What is the Optimal Human Dose of Ubiquinol?
Healthy people seeking to maintain more youthful coenzyme Q10 blood levels usually supplement with around 100 mg of conventional CoQ10 (ubiquinone) daily. Based on side-by-side comparative research, if these individuals were to switch to 100 mg of ubiquinol instead, they would enjoy a significant increase of CoQ10 in the blood. This alone makes ubiquinol the logical choice.
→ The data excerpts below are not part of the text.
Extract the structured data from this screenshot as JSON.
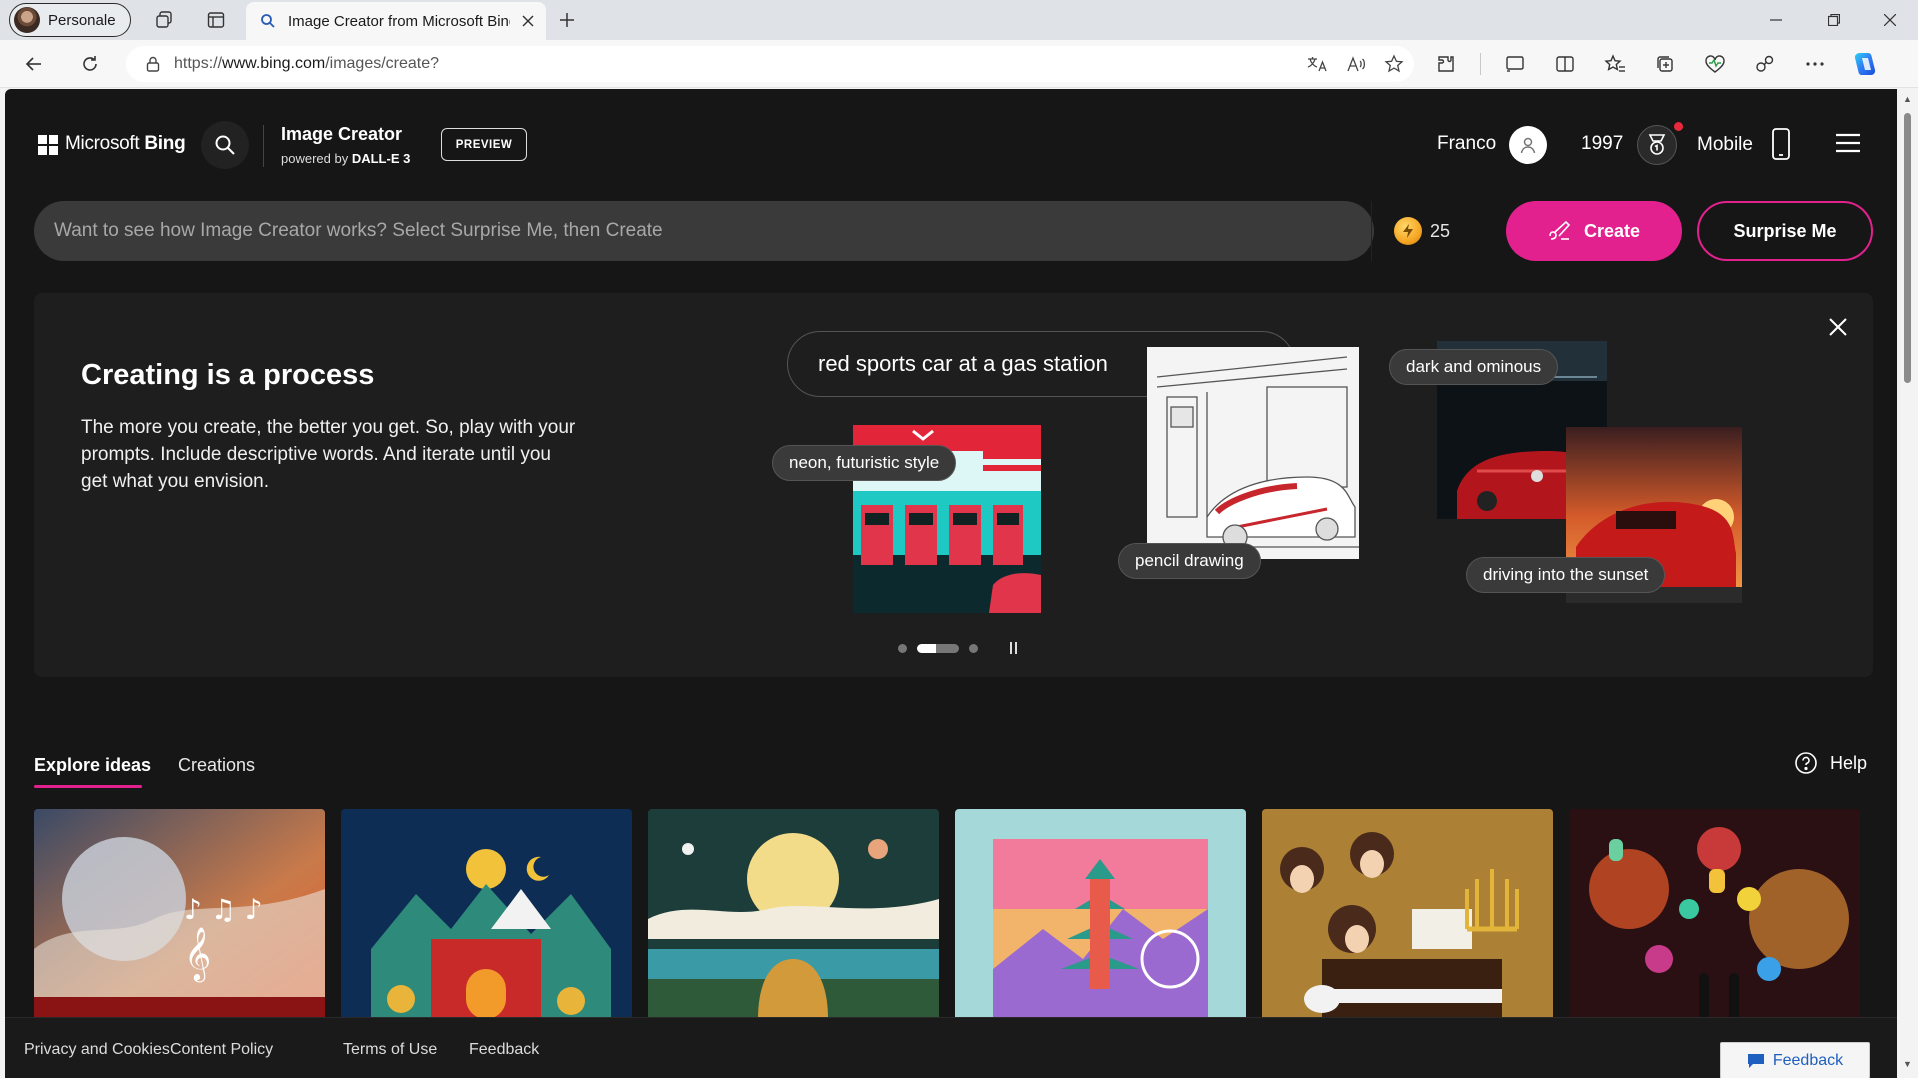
{
  "browser": {
    "profile_label": "Personale",
    "tab_title": "Image Creator from Microsoft Bing",
    "url_scheme": "https://",
    "url_host": "www.bing.com",
    "url_path": "/images/create?"
  },
  "header": {
    "brand_prefix": "Microsoft ",
    "brand_name": "Bing",
    "product_title": "Image Creator",
    "product_subtitle_prefix": "powered by ",
    "product_subtitle_model": "DALL-E 3",
    "preview_badge": "PREVIEW",
    "user_name": "Franco",
    "rewards_points": "1997",
    "mobile_label": "Mobile"
  },
  "prompt": {
    "placeholder": "Want to see how Image Creator works? Select Surprise Me, then Create",
    "boosts": "25",
    "create_label": "Create",
    "surprise_label": "Surprise Me"
  },
  "info_card": {
    "title": "Creating is a process",
    "text": "The more you create, the better you get. So, play with your prompts. Include descriptive words. And iterate until you get what you envision.",
    "demo_prompt": "red sports car at a gas station",
    "chips": {
      "neon": "neon, futuristic style",
      "pencil": "pencil drawing",
      "dark": "dark and ominous",
      "sunset": "driving into the sunset"
    },
    "carousel_active_index": 1,
    "carousel_count": 3
  },
  "tabs": {
    "explore": "Explore ideas",
    "creations": "Creations",
    "help": "Help"
  },
  "footer": {
    "privacy": "Privacy and Cookies",
    "content_policy": "Content Policy",
    "terms": "Terms of Use",
    "feedback_link": "Feedback",
    "feedback_button": "Feedback"
  },
  "colors": {
    "accent": "#e3218e",
    "page_bg": "#161616",
    "card_bg": "#1e1e1e"
  }
}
Those seeking to replicate the incredible anti-aging findings of the study performed on senescence-accelerated mice should consider supplementing with 200-300 mg of ubiquinol a day. These higher doses have produced the most remarkable benefits of ubiquinol CoQ10 compared to ubiquinone CoQ10. In other words, at a dose of 100 mg per day, the benefit of ubiquinol over ubiquinone is only about 1.5-fold, whereas at higher doses, bioavailability increases up to a remarkable 8-fold.
The reason for this phenomenon is that once one exceeds 100 mg using conventional ubiquinone, the linear increase in CoQ10 blood levels slows. This is probably due to absorption saturation limitations inherent to this form of CoQ10. When doses of 150-300 mg of ubiquinol are ingested, there is an exponential increase in blood CoQ10 levels. Not only is there a greater initial spike, but there is also a greater sustained level of blood CoQ10 over an eight-hour period.
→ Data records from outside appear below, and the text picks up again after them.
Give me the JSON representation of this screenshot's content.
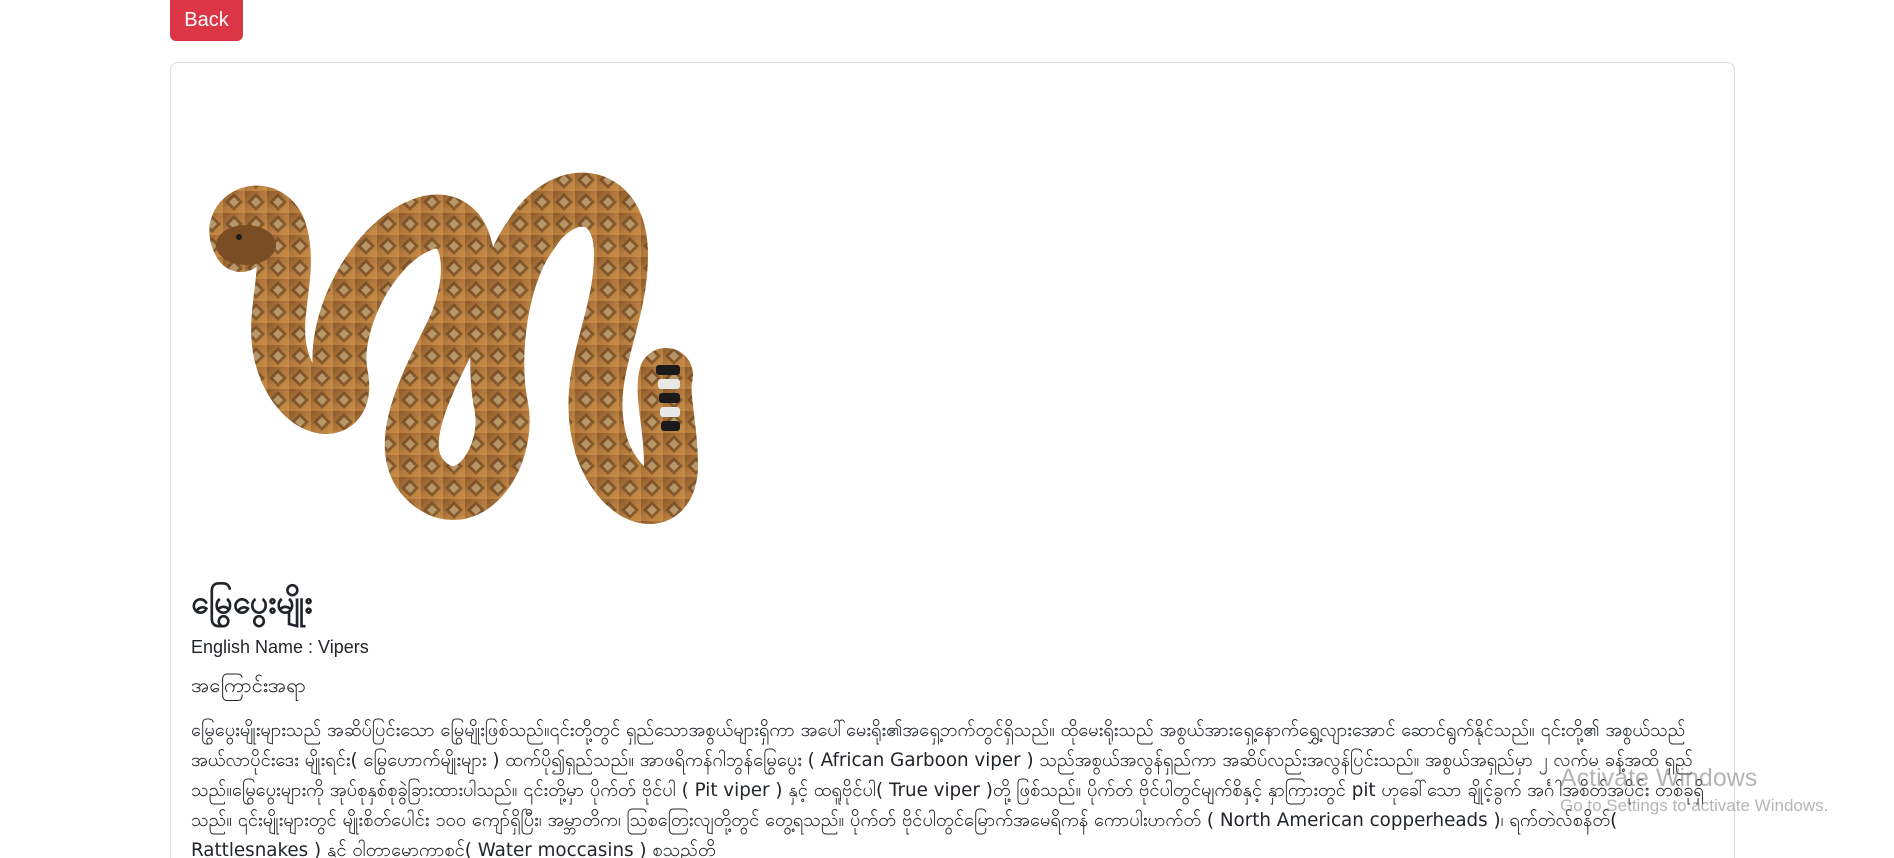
{
  "back_button": {
    "label": "Back"
  },
  "card": {
    "image_alt": "viper snake image",
    "title": "မြွေပွေးမျိုး",
    "english_name": "English Name : Vipers",
    "section_label": "အကြောင်းအရာ",
    "description": "မြွေပွေးမျိုးများသည် အဆိပ်ပြင်းသော မြွေမျိုးဖြစ်သည်။၎င်းတို့တွင် ရှည်သောအစွယ်များရှိကာ အပေါ်မေးရိုး၏အရှေ့ဘက်တွင်ရှိသည်။ ထိုမေးရိုးသည် အစွယ်အားရှေ့နောက်ရွှေ့လျားအောင် ဆောင်ရွက်နိုင်သည်။ ၎င်းတို့၏ အစွယ်သည် အယ်လာပိုင်းဒေး မျိုးရင်း( မြွေဟောက်မျိုးများ ) ထက်ပို၍ရှည်သည်။ အာဖရိကန်ဂါဘွန်မြွေပွေး ( African Garboon viper ) သည်အစွယ်အလွန်ရှည်ကာ အဆိပ်လည်းအလွန်ပြင်းသည်။ အစွယ်အရှည်မှာ ၂ လက်မ ခန့်အထိ ရှည်သည်။မြွေပွေးများကို အုပ်စုနှစ်စုခွဲခြားထားပါသည်။ ၎င်းတို့မှာ ပိုက်တ် ဗိုင်ပါ ( Pit viper ) နှင့် ထရူဗိုင်ပါ( True viper )တို့ ဖြစ်သည်။ ပိုက်တ် ဗိုင်ပါတွင်မျက်စိနှင့် နှာကြားတွင် pit ဟုခေါ်သော ချိုင့်ခွက် အင်္ဂါအစိတ်အပိုင်း တစ်ခုရှိသည်။ ၎င်းမျိုးများတွင် မျိုးစိတ်ပေါင်း ၁၀၀ ကျော်ရှိပြီး၊ အမ္ဘာတိက၊ ဩစတြေးလျတို့တွင် တွေ့ရသည်။ ပိုက်တ် ဗိုင်ပါတွင်မြောက်အမေရိကန် ကောပါးဟက်တ် ( North American copperheads )၊ ရက်တဲလ်စနိတ်( Rattlesnakes ) နှင့် ဝါတာမောကာစင်( Water moccasins ) စသည်တို့"
  },
  "watermark": {
    "title": "Activate Windows",
    "subtitle": "Go to Settings to activate Windows."
  },
  "colors": {
    "back_button_bg": "#dc3545",
    "card_border": "#dcdcdc",
    "text": "#212529"
  }
}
Based on the totality of published research about coenzyme Q10, it would appear desirable for adults over the age of 30 to seek a minimum sustained blood level of more than 3 mcg/mL of blood. This level could be achieved by supplementing with two to three 50-mg ubiquinol capsules daily, depending on one’s age, daily calorie intake, and body weight. Ideally, one would take ubiquinol in two divided doses to achieve consistent blood levels throughout the day.
Therefore, for those seeking CoQ10’s classic documented benefits, supplementing with 100-150 mg a day of ubiquinol would appear to be appropriate. Those who want to emulate the successful anti-senescence mouse study should consider a dose of 200-300 mg a day of ubiquinol. Since the anti-senescence study dose was based on food intake, those who restrict their calorie intake to around one kilo (2.2 pounds) a day would need only about 200 mg of ubiquinol, while those who consumed more calories would need to take 250-300 mg of ubiquinol.
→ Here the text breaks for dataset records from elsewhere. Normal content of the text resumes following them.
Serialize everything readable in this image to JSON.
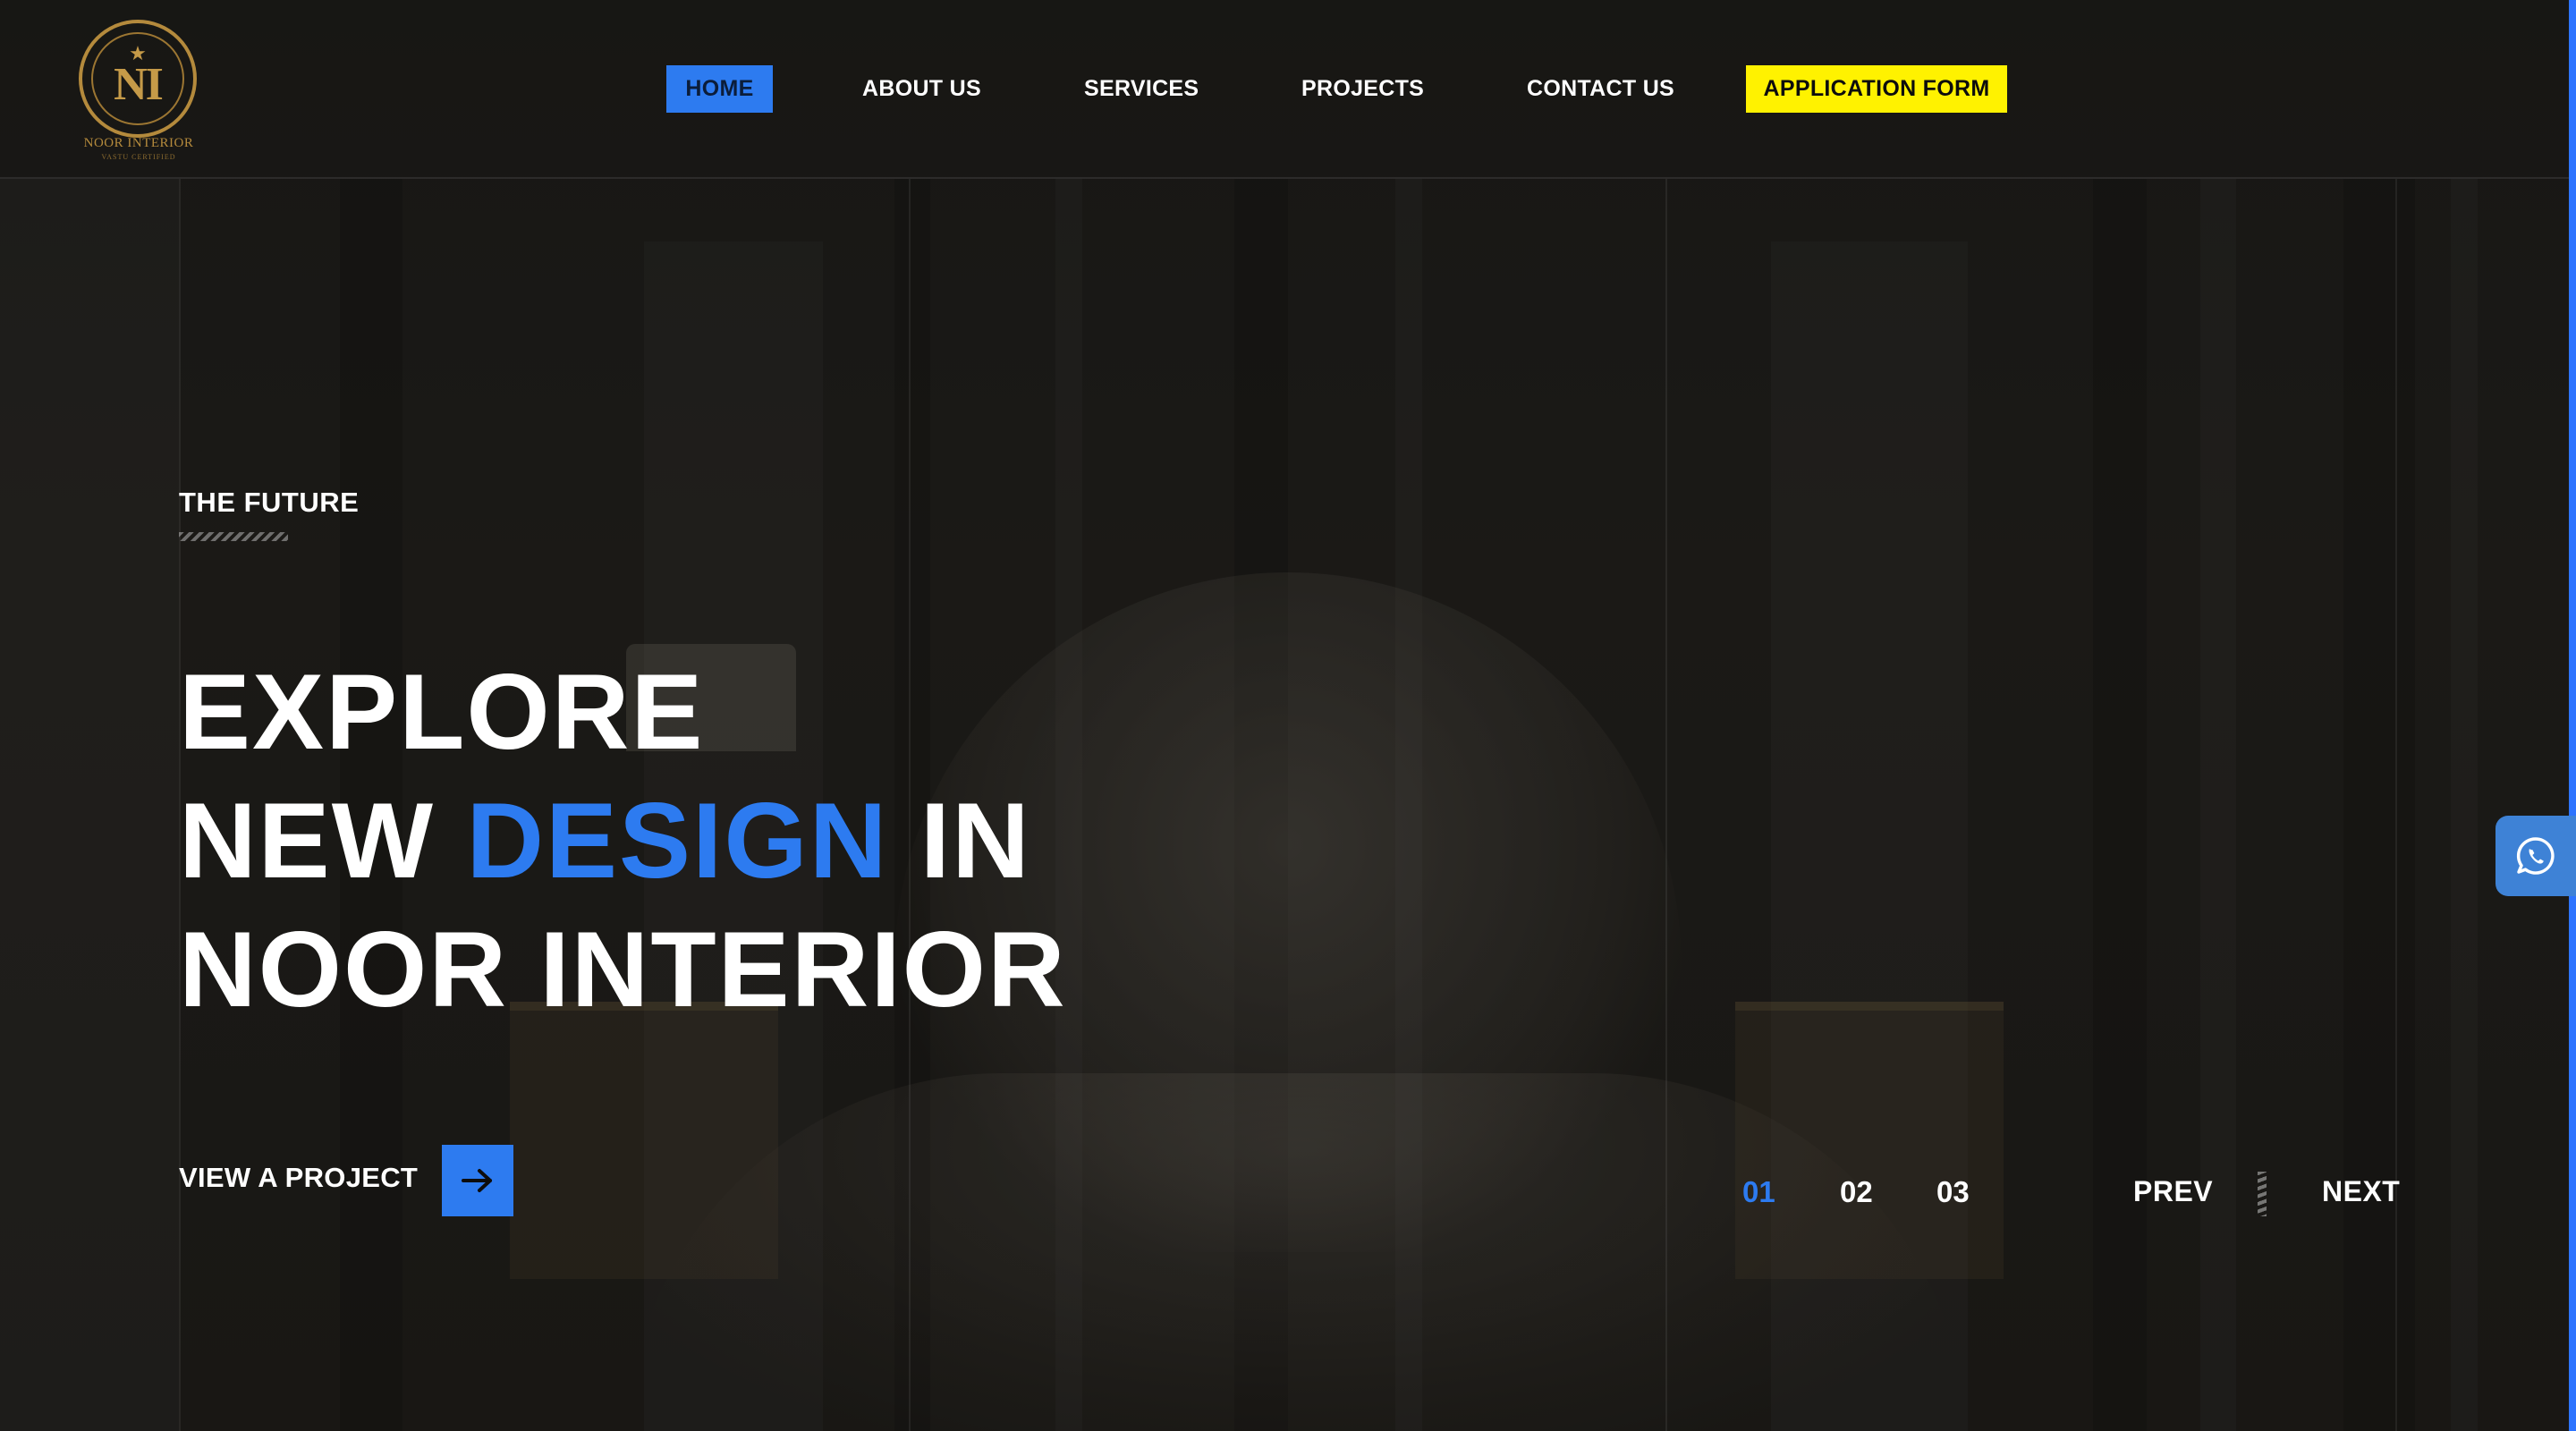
{
  "brand": {
    "monogram": "NI",
    "name": "NOOR INTERIOR",
    "tagline": "VASTU CERTIFIED",
    "star": "★"
  },
  "nav": {
    "home": "HOME",
    "about": "ABOUT US",
    "services": "SERVICES",
    "projects": "PROJECTS",
    "contact": "CONTACT US",
    "application": "APPLICATION FORM"
  },
  "hero": {
    "eyebrow": "THE FUTURE",
    "line1": "EXPLORE",
    "line2_pre": "NEW",
    "line2_accent": "DESIGN",
    "line2_post": "IN",
    "line3": "NOOR INTERIOR",
    "cta_label": "VIEW A PROJECT"
  },
  "slider": {
    "slides": [
      "01",
      "02",
      "03"
    ],
    "active_index": 0,
    "prev": "PREV",
    "next": "NEXT"
  },
  "icons": {
    "cta_arrow": "arrow-right-icon",
    "floating": "whatsapp-icon"
  },
  "colors": {
    "accent": "#2d7bf0",
    "cta_highlight": "#fff200",
    "logo_gold": "#b48a3c",
    "background": "#1c1b19"
  }
}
Reducing one’s food intake (without inducing malnutrition) is the single best-documented anti-aging therapy.85-91 In the case of ubiquinol requirements, those who eat sensibly would require less of this supplemental nutrient.
The lay public recognizes CoQ10 as a nutrient that protects heart health, yet provocative research indicates that CoQ10 may have a wide range of benefits that include preventing skin cancer and skin aging,33,58 guarding against prostate and breast cancers,29,36,64,92 supporting healthy blood sugar levels in diabetics,4,5 and averting endothelial dysfunction.93
Scientists also report additional novel uses of CoQ10, such as helping to slow the progression of Parkinson’s disease,47,94,95 preventing crippling migraine headaches,96,97 supporting immune health,98-100 guarding against periodontal disease,34,38 preserving healthy vision,28,101 and boosting male fertility.102
In what may be one of the most dramatic anti-aging discoveries to date, scientists have demonstrated that the ubiquinol form of CoQ10 provides anti-aging effects that are far superior to those associated with the conventional ubiquinone form used by millions of Americans each day.
For the first time, ubiquinol is available as a stabilized dietary supplement that provides more activated coenzyme Q10 to the body—at a lower cost—than any other form of CoQ10.